The CH-53 had arisen from a Marine Corps requirement to replace its aging piston-engine HR-2S helicopters. The Corps chose Sikorsky’s single-rotor S-65 design over Boeing’s twin-rotor CH-47 Chinook. The first CH-53As entered production in 1966 and quickly demonstrated the helicopter’s utility in Indochina’s hot and humid climate. Noting its performance, Air Force leaders ordered a “minimum-change” CSAR variant to replace its then-current HH-3 “Jolly Green” helicopter. The first CH-53B flew on March 15, 1967. The first “Super Jolly Greens” to arrive in theater that September were assigned to the 40th Aerospace Rescue and Recovery Squadron.

Upgrades came quickly. In addition to more powerful engines, Sikorsky installed or retrofitted faster, lighter and more flexible digital electronics and countermeasures equipment. The HH-53B’s engines and transmission were adapted by the USMC’s CH-53D, which entered service after 1970. The Marines’ CH-53D excluded the armor, electronic countermeasure systems, radar, refueling probe and miniguns, giving it a heavier cargo carrying capacity (10,000 kg), but it had the same troop-carrying capacity (36 fully equipped infantrymen or 22 litter cases).

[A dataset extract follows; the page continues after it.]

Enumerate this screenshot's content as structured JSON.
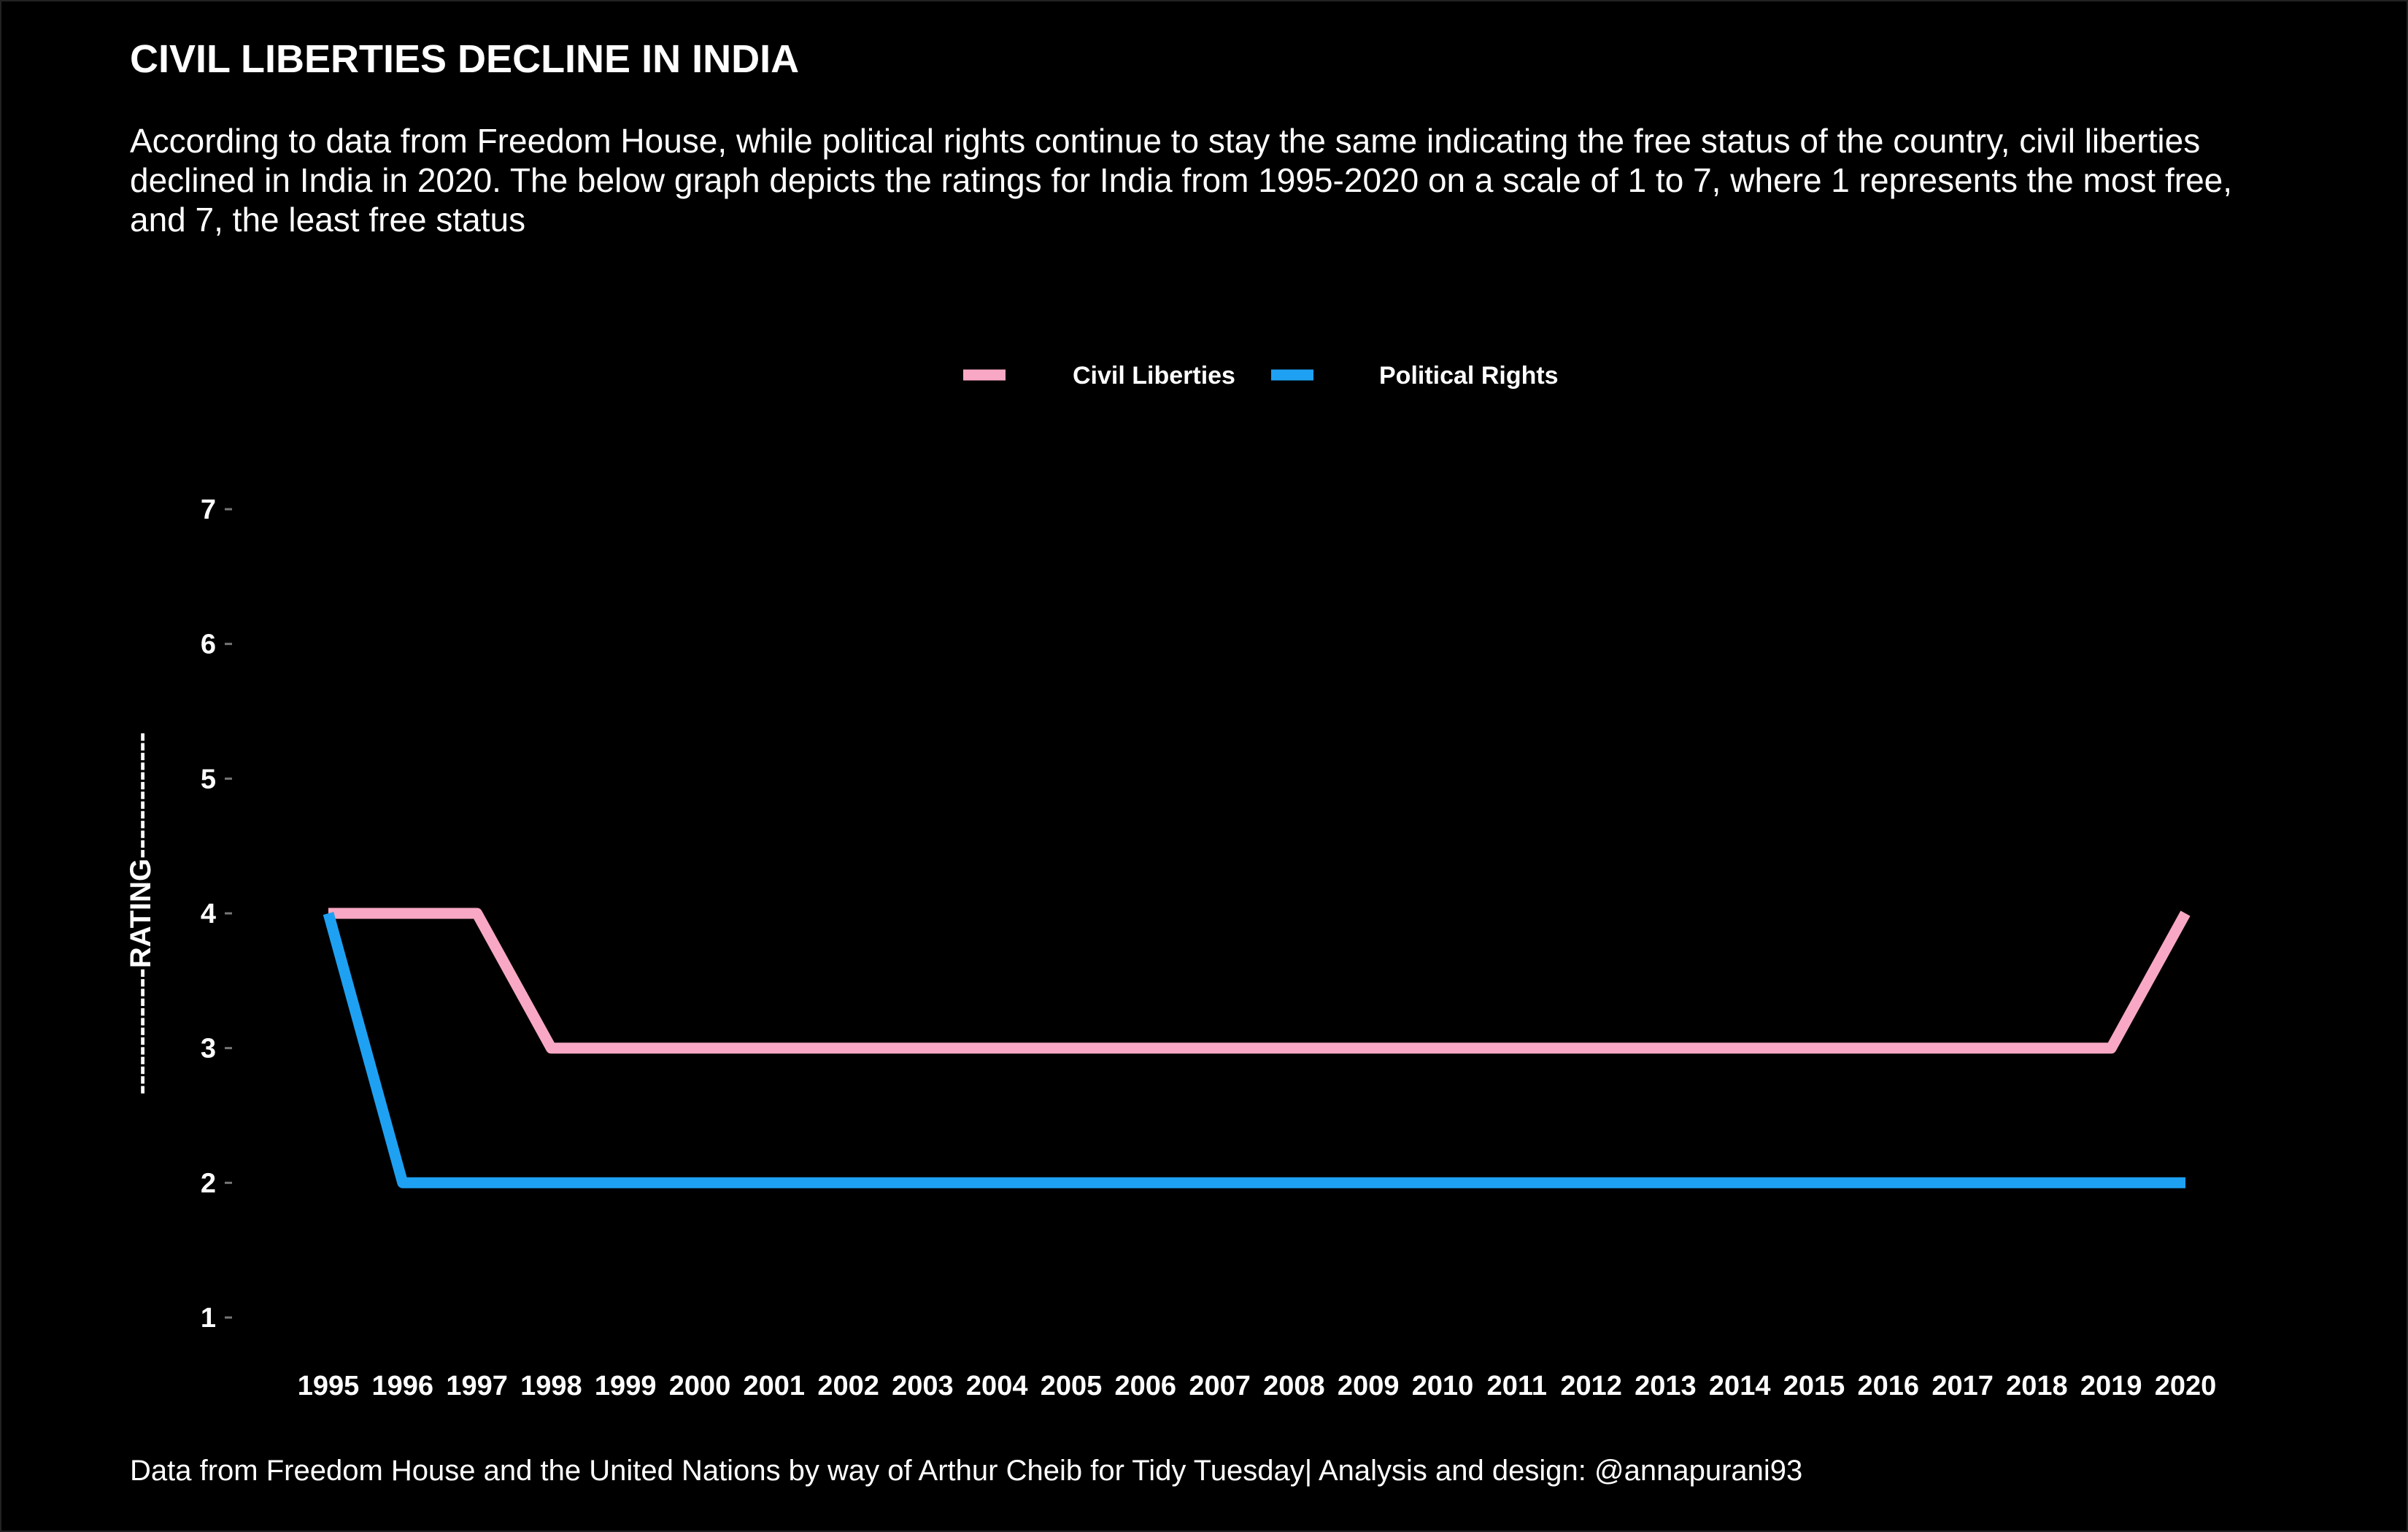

The HH-53’s armor, heavy lift capability, maneuverability, range and speed made it ideal for CSAR and special ops. The HH-53B was quick and easy to refuel and rearm. In fact, Apple 04 and 05 took off from Udorn within an hour of landing there after the Son Tay Raid to join the rescue of an F-105 pilot downed over Laos, refueling in the air. Used in virtually every high-risk CSAR and special operations mission of the war, some 14 HH-53Bs were lost in combat. In addition to the Son Tay Raid, they were also used in the 1975 Mayaguez incident.